Übergangswohnhäuser, Wohngemeinschaften und Betreutes Wohnen haben 2022 insgesamt 286 Wohnplätze zur Verfügung gestellt. „Wenn wir alle unsere Wartelisten zusammenzählen, dann sind es über 100 Frauen mit 90 Kindern, die jetzt einen Wohnplatz brauchen“, berichtet Julia Schratz von lilawohnt. „Wohnungslosigkeit ist kein individuelles Versagen, sondern Ausdruck struktureller Mängel. Die beste Antwort auf Wohnungslosigkeit ist eine Wohnung“, erklärt Michael Hennermann vom Verein für Obdachlose.

Die Notschlafstellen in Innsbruck, Kufstein, Lienz und NoRa Notraum für Frauen in Innsbruck sowie die Schlafstellen des Roten Kreuzes
seien im Winter „permanent voll“, so die sozialen Einrichtungen. Man habe 574 Menschen eine Notunterkunft mit 84.129 Nächtigungen ermöglicht. „Wir mussten im Laufe des Winters 1.206 Menschen abweisen, weil wir voll waren“, beschrieb Ines Obser vom Roten Kreuz die Situation, die durchaus als prekär zu bezeichnen ist – mehr dazu in Notschlafstelle: Rekordauslastung im Winter.

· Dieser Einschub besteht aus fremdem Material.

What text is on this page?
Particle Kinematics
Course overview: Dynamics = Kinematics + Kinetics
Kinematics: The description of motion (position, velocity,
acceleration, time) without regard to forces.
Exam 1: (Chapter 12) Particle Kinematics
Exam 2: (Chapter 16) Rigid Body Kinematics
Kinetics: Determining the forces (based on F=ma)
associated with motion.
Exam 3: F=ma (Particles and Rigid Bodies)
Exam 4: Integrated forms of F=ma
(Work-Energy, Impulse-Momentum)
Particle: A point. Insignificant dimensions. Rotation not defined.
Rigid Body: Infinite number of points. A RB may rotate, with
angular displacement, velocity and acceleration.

Obdachlose Menschen sind politisches Randthema

Wohnungslosigkeit dürfe nicht weiterhin ein politisches Randthema bleiben. Denn bereits jetzt könnten sich Tausende Menschen das Wohnen in Tirol mit den hohen Preisen, insbesondere bei Mieten und Betriebskosten, nicht mehr leisten. Und es gebe immer mehr Betroffene. Rund ein Drittel von ihnen brauche keine Unterstützungsleistungen sondern schlicht eine Wohnung, die bezahlbar ist. Es mache keinen Sinn, „weiter Notprogramme auf den Weg zu bringen, wenn leistbare Wohnungen als zentrale Infrastruktur nicht zur Verfügung steht“.

Vereine fordern Taten statt Worte

Die Hilfsorganisationen fordern geschlossen „ein politisches Bekenntnis zu kurzfristigen Lösungen und langfristigen Entwicklungen“. Im aktuellen Regierungsprogramm sei die Rede von „dem Bekenntnis zur Unterstützung der Sozialeinrichtungen“, heißt es in dem Offenen Brief. Einzige Ausnahme bilde die Feststellung „Das Angebot an Notwohnungen tirolweit zu evaluieren und im erforderlichen Ausmaß aufzustocken sowie zu beleuchten, inwieweit das Konzept Housing First implementiert werden kann.“ Doch bisher sei nichts passiert, bilanzieren die Vereine. Das sei zu wenig und entspreche nicht der von Österreich unterzeichneten Lissaboner Erklärung zur Bekämpfung der Wohn- und Obdachlosigkeit in Europa.